We parked in the main street and walked a distance to the Holman Stadium, again avoiding the parking melee. The closer we got, the more people joined our route until we were in a river of walkers. Well, they were strolling. It was an annoyingly slow pace for those of us used to stepping it out. We were astonished by the number of Hispanics around us and realised it was they who were setting the excessively languid pace. The demographic in Nashua seems to have changed. I do not remember such a large Latino representation in the past. None was speaking English - and I suddenly realised why so much Spanish signage had popped up in the retail areas and restaurants. It strikes me as odd and excessively considerate of the Americans to translate their world into Spanish and not to require their Hispanic immigrants to speak the national language. Instead, America is teaching Spanish at school. I wonder at the social wisdom of this. It strikes me that the great cultural melting pot is melting away from its traditional identity. Perchance, in a few decades time, the USA will be a Spanish-speaking nation.

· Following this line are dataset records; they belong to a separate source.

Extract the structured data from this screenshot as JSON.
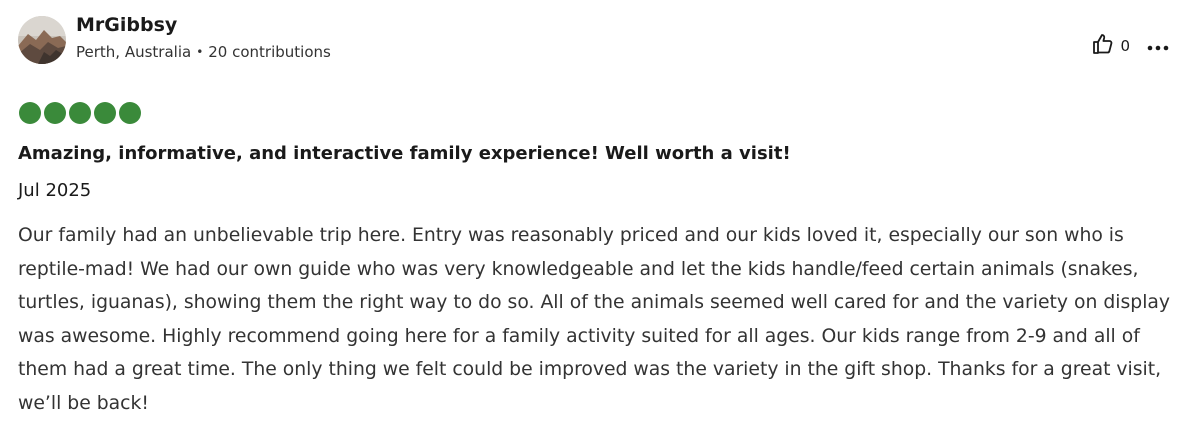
{
  "reviewer": {
    "name": "MrGibbsy",
    "location": "Perth, Australia",
    "separator": "•",
    "contributions": "20 contributions"
  },
  "actions": {
    "helpful_icon": "thumbs-up-icon",
    "helpful_count": "0",
    "more_icon": "more-options-icon"
  },
  "rating": {
    "value": 5,
    "max": 5,
    "color": "#3a8a3a"
  },
  "review": {
    "title": "Amazing, informative, and interactive family experience! Well worth a visit!",
    "date": "Jul 2025",
    "body": "Our family had an unbelievable trip here. Entry was reasonably priced and our kids loved it, especially our son who is reptile-mad! We had our own guide who was very knowledgeable and let the kids handle/feed certain animals (snakes, turtles, iguanas), showing them the right way to do so. All of the animals seemed well cared for and the variety on display was awesome. Highly recommend going here for a family activity suited for all ages. Our kids range from 2-9 and all of them had a great time. The only thing we felt could be improved was the variety in the gift shop. Thanks for a great visit, we’ll be back!"
  }
}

An interesting phenomenon to ponder as we assembled in the stands amid the families eating hot dogs and fried dough. It was all very convivial - and very warm.

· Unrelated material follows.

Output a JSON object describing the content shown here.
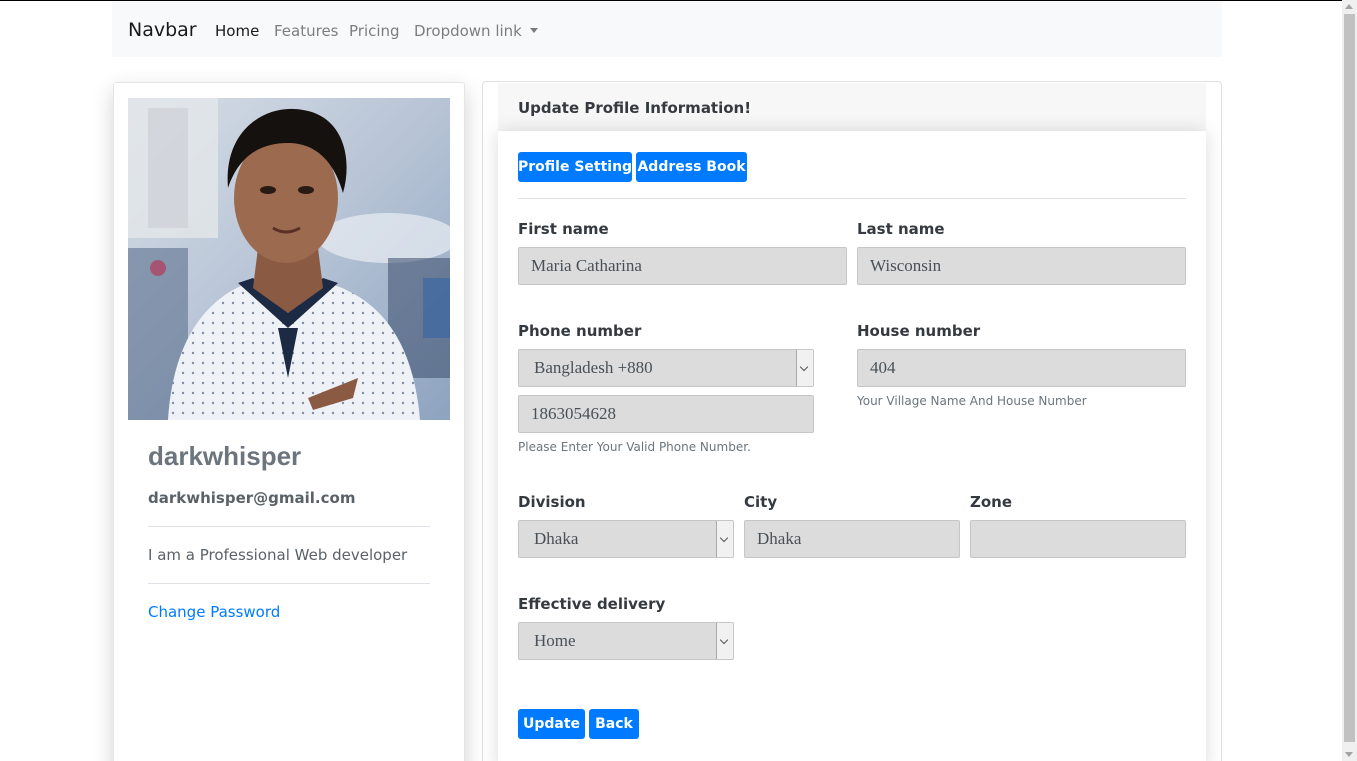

Nashua's pride, the Spartans marching band, performed very sophisticated and complex music as a prelude - and then the fireworks lit up the sky and lit up the sky and lit up the sky.
Nashua is the second-largest town in New Hampshire and it turns on a real spectacle for its people - for free. Well, the price is a bit of a sore neck, since the sky show goes on for so long. Loud and lovely.
And then it was all over - apart from the townsfolk who set off their own small skyrocket shows from their back yards, to entertain the crowds as they streamed away from the stadium. And, again, we were enclosed in a colourful river of people, together bathed in the moist warmth of the summer night.
And we were all home in time to watch the Boston July 4 fireworks on the TV. Just in case we had not had enough.